The closely watched EU plan for Greece includes European banks holding Greek bond debt writing down 50% of their losses. Europe’s leaders also pledged to increase their rescue fund’s (EFSF) capacity to 1.4 billion Euros. Meanwhile, the European Cental Bank (ECB) agreed to maintain their bond purchasing level and the U.S. based IMF gave assurances that they would provide Greece with 2.2 billion.
The European Banking Authority projects that European banks need to increase their capital requirements to 106 billion euros. Spanish banks are being required to raise 26.2 billion euros and Italian banks 14.8 billion euros. The deadline date to secure a plan for raising their capital requirement targets is December 25.

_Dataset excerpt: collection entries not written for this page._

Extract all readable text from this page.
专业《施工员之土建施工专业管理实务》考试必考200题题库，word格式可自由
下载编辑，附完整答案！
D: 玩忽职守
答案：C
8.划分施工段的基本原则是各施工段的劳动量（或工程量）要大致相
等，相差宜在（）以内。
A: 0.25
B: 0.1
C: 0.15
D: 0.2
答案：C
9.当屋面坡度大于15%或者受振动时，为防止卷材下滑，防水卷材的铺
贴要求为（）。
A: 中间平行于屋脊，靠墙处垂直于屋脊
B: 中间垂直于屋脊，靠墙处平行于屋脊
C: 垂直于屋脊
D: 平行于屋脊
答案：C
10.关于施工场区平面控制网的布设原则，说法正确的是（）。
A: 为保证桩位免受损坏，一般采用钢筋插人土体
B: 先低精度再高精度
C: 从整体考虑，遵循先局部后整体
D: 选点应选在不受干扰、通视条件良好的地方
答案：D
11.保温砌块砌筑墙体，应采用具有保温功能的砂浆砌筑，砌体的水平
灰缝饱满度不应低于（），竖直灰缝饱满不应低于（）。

On Thursday in the United States better than expected GDP economic numbers revealed that the U.S. economy grew in 3Q to 2.5% which is a solid improvement over the 1.3 % level in 2Q. This GDP number shows that the U.S. economy is not shrinking or entering a recession. However, the fallout of the Great Recession from 2008-2010 which caused the U.S. unemployment level to swell to nearly 10% and the housing market to crash, is still not over. The unemployment level remains stubbornly high over 9% and the U.S. housing market continues to be fragile.
In November, the U.S. will re-visit their own debt and fiscal problems once again when the Super Committee, consisting of hand picked political leaders from both political parties in Washington D.C., will be asked to make some monumental decisions about how to develop a viable plan that tackles the looming U.S. debts.
For a tangible recovery to gain traction in the U.S., resulting in more jobs being created, the housing market, a major pillar of the U.S. economy, must recover. During every solid U.S. recovery in the past, the housing market and banking sector paved the way for the market to rebound.
On deck for the U.S. market on Friday:
More economic data will be unveiled on Friday morning that will provide a further glimpse into the health of the U.S. economy even though the released data won’t be quite as poignant and significant as yesterday’s GDP numbers. Friday’s economic data includes personal spending , personal income, and the Michigan consumer sentiment index.